Minority Report : Un film du visionnaire Steven Spielberg qui a changé une vie
Neal McDonough a presque tout joué pendant ses 35 ans de carrière, mais quand il a fallu jouer dans Minority Report sous le regard expert de Steven Spielberg, cela a vraiment été un tournant...
En parlant avec Maggie Lovitt de Collider, l’acteur de 59 ans a expliqué ce que cela faisait de faire partie d’un héritage associé à un long métrage qui a récemment obtenu sa place parmi les 100 plus grands films du XXIe siècle du New York Times.

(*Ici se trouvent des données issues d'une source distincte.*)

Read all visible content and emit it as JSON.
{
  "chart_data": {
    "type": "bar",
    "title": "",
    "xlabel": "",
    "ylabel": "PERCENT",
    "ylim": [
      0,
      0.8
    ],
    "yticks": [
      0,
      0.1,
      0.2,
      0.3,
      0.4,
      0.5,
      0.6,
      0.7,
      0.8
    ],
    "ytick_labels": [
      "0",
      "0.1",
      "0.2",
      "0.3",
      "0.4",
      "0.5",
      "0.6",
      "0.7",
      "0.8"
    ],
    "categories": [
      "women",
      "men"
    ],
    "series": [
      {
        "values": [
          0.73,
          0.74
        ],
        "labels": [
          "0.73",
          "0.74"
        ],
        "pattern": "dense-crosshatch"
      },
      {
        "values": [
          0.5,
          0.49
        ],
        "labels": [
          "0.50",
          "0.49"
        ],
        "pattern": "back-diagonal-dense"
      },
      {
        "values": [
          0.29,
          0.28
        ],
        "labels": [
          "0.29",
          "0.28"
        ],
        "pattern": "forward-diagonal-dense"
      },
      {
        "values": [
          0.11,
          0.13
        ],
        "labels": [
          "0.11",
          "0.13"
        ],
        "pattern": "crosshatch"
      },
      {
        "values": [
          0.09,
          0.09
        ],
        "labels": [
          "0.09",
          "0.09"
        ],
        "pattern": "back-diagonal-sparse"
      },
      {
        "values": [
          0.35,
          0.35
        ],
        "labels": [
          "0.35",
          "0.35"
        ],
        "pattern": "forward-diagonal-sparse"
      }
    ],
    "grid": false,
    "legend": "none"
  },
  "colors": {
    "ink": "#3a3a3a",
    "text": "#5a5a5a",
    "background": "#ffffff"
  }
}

"Je me souviens que pendant le tournage du film, et que nous mettions tout ça à l’écran, nous devions aller à l’école. Colin [Farrell], Tom [Cruise] et moi devions y aller pour apprendre à bien manier les mains, à faire glisser des objets, à faire glisser ceci et cela, et à utiliser des voitures autonomes. On se disait qu’on avait l’air ridicules, que ça n’allait jamais [fonctionner], on se demandait ce que c’était ce truc... Maintenant, on voit un enfant de six mois avec son iPad. C’est incroyable."
Selon McDonough, ce mélange de scepticisme et d’émerveillement est précisément ce qui a rendu l’approche de Spielberg si brillante. Il a révélé que le réalisateur ne s’était pas contenté d’imaginer l’avenir : il avait réuni un véritable groupe de réflexion composé des "plus grands penseurs de tous les domaines de la technologie et de l’avenir de l’automobile" et leur avait demandé ce qui allait arriver dans 10, 20, voire 30 ans. Le résultat ? Un film qui semble encore tout droit sorti du futur.

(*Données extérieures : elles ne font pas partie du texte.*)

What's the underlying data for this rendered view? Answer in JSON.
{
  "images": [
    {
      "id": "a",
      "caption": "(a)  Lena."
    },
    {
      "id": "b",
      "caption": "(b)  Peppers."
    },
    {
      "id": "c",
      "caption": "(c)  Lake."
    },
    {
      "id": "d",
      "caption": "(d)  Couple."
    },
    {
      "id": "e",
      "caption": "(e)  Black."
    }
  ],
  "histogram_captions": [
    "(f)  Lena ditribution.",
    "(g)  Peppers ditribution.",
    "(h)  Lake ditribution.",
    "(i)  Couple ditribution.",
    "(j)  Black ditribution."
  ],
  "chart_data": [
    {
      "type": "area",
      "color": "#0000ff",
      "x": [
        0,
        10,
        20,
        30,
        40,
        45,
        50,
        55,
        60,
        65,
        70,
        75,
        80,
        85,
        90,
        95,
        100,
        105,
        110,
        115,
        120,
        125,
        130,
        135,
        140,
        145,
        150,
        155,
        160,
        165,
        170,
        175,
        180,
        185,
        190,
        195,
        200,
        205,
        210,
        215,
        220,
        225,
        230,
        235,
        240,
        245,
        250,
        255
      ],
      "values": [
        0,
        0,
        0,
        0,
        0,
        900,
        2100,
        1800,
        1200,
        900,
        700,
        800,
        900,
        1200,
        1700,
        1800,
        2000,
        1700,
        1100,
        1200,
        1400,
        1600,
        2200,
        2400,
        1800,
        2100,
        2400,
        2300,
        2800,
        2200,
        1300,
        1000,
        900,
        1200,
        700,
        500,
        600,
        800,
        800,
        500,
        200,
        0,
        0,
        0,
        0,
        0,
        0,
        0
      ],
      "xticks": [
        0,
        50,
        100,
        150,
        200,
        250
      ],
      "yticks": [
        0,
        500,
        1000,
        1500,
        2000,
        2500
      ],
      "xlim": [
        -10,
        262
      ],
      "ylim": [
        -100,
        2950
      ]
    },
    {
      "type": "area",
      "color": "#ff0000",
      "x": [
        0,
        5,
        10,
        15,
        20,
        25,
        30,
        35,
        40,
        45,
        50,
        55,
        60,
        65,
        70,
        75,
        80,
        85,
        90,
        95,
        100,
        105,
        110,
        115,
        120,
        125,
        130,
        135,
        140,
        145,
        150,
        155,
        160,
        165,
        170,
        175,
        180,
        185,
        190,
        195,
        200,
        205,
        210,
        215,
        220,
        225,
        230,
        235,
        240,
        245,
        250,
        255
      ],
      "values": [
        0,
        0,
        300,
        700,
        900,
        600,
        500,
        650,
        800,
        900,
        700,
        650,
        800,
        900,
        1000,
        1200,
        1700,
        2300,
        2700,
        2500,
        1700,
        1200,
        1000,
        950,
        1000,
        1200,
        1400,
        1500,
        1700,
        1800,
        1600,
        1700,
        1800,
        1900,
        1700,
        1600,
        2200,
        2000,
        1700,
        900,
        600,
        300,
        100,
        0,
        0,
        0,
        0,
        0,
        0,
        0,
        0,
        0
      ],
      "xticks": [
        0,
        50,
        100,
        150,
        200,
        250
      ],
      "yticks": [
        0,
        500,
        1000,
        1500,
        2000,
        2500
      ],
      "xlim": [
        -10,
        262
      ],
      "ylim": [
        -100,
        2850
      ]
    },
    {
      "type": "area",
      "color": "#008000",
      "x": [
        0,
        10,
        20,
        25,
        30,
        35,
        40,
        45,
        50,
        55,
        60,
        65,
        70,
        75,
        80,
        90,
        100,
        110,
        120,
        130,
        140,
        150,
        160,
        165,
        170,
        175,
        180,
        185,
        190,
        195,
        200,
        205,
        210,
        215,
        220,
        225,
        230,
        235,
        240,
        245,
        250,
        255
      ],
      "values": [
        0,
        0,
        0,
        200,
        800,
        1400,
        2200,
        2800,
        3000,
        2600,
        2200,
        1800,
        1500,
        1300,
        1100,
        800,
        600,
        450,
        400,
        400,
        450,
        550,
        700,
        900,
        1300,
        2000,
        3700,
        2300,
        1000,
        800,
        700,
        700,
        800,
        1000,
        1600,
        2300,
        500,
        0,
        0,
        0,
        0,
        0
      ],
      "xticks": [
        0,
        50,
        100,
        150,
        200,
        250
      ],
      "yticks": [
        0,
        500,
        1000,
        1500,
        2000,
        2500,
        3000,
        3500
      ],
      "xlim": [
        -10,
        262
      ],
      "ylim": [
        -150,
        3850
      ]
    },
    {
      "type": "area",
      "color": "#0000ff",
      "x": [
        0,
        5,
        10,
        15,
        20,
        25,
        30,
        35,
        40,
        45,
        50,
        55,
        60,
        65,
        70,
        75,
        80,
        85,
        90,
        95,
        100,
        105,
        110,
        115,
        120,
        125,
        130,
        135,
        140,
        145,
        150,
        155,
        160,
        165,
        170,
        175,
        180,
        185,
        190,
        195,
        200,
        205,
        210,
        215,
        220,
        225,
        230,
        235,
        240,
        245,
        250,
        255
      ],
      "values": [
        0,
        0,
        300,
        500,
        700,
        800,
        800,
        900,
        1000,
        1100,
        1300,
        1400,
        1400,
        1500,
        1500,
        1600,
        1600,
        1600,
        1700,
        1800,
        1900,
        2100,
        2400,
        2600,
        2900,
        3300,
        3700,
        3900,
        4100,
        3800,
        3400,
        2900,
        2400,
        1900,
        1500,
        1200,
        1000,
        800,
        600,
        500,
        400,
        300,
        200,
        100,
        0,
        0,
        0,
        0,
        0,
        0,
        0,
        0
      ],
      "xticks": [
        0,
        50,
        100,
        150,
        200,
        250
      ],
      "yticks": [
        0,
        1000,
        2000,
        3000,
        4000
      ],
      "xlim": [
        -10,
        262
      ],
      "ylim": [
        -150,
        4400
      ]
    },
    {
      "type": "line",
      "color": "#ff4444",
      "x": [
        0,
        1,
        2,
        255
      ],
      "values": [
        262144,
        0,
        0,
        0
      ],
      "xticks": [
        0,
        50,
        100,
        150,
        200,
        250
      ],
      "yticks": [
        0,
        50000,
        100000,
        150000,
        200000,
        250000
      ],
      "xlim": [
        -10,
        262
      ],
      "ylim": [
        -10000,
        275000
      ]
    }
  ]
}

"Vous regardez Minority Report aujourd’hui, et s’il était réalisé aujourd’hui et qu’il sortait en salles ce week-end, vous vous diriez encore que c’est incroyable. C’est l’avenir. Il tient la route parce que Steven Spielberg a pris le temps de faire un film incroyable sur ce à quoi l’avenir ressemble, mêlant cupidité, avarice, pouvoir, luttes, mort, drogue… tout ce qui vous éloigne de la vérité de la vie."
Pour McDonough, l’expérience n’a pas été mémorable uniquement grâce à la création d’un monde high-tech ou à la distribution du film. C’est aussi parce que Spielberg lui a donné quelque chose de plus profond dès le premier jour de tournage – une leçon qui allait le suivre pendant des décennies.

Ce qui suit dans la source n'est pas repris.